= Barbara Ridpath =

Barbara Ridpath is director of St Paul's Institute, a department of St Paul's Cathedral that focuses on the relationship between finance, economics and the common good. Ridpath is married to the writer, Michael Ridpath.

==Education==

Ridpath gained an AB degree at Smith College before going on to receive a master's degree in international affairs at Columbia University.

==Business career==
Prior to her position at St Paul's Institute, Ridpath was chief executive of the International Centre for Financial Regulation. Previous to her work at the ICFR, she was executive managing director and head of ratings services, Europe, for Standard & Poor's, from 2004 to 2008, where she was responsible for Standard & Poor's rating activities in Europe, the Middle East and Africa. Before that she was managing director and chief credit officer, Europel based in Standard & Poor's London office, where she was responsible for the development and application of ratings policy in Europe including its global consistency.
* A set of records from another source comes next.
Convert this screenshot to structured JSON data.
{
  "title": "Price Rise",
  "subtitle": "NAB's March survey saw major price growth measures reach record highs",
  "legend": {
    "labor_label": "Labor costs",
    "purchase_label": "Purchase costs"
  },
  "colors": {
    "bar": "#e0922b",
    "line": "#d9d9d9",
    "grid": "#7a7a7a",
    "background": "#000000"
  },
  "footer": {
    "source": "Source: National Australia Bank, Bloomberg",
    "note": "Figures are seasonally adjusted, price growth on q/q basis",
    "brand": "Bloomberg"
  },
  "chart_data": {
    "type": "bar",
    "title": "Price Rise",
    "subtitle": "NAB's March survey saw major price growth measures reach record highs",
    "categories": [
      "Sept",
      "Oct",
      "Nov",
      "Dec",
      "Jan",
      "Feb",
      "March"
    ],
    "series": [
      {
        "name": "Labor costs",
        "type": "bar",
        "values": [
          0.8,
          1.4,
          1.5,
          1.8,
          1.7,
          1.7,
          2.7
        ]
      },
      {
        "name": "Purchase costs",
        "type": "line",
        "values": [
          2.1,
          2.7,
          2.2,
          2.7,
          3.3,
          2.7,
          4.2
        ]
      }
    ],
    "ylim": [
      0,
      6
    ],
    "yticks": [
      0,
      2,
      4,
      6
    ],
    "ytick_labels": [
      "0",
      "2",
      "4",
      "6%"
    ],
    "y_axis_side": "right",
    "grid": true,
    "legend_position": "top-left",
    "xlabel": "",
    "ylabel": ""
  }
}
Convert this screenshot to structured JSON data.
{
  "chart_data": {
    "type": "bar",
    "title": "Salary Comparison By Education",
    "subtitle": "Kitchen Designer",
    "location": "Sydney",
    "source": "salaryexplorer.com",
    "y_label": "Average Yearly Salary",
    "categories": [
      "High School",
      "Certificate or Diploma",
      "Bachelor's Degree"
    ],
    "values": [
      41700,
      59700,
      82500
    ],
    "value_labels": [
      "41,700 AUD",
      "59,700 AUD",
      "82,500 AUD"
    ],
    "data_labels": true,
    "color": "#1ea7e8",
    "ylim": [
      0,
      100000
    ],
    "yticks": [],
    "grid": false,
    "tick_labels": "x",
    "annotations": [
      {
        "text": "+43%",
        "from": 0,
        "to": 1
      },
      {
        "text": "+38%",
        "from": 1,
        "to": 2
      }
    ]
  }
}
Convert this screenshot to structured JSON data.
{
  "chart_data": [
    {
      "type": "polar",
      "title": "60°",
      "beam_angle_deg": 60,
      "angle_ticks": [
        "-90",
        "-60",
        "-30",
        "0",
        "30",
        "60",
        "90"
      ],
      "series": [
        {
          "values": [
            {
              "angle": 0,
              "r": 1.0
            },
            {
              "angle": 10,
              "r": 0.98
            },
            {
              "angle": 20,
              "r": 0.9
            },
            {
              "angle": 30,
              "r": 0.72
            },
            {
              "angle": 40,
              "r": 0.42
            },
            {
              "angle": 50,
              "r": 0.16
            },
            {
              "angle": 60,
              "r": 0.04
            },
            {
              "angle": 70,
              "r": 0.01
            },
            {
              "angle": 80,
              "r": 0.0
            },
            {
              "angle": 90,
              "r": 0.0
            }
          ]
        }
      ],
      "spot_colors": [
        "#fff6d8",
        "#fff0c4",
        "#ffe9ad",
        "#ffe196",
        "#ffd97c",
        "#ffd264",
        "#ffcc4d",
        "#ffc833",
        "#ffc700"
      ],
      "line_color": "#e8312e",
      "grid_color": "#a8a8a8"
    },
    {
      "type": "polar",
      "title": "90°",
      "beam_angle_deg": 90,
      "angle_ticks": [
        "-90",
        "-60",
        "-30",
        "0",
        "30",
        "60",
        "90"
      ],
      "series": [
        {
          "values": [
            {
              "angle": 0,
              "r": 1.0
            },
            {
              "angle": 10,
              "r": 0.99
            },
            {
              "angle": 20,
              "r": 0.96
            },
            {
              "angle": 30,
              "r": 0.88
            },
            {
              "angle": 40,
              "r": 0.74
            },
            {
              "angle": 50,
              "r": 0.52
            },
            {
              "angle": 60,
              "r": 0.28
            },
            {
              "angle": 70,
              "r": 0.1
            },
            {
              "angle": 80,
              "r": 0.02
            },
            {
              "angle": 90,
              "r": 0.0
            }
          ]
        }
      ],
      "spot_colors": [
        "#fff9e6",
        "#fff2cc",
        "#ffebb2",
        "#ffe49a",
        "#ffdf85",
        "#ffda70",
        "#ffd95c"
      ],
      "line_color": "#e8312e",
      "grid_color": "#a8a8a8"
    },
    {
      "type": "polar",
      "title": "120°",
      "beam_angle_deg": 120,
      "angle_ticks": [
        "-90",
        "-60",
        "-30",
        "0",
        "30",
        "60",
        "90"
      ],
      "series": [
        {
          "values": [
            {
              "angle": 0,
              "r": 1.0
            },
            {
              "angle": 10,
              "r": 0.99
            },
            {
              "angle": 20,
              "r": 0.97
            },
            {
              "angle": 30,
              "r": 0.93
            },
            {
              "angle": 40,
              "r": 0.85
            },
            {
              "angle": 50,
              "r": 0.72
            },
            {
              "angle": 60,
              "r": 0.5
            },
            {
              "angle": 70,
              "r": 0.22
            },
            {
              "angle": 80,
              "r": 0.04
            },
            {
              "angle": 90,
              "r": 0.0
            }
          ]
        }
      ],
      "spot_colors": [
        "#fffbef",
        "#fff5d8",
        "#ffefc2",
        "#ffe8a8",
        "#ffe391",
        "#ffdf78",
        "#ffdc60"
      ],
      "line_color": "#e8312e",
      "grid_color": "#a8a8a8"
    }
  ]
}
Ridpath joined S&P in 1983 after three years as an economist at the Federal Reserve Bank of New York. She worked in S&P's European network from 1986, holding a broad range of positions. Ridpath spearheaded S&P's move into international securitisation whilst based in London in the late 1980s, and ran S&P-ADEF in Paris from 1990 to 1993. From 1993 to 1998 Ridpath was a senior credit officer at JPMorgan Europe, rejoining S&P in 1998.

She is currently also a non-executive director of the National Australia Group Europe, and a member of Council of Chatham House, the Royal Institute of International Affairs.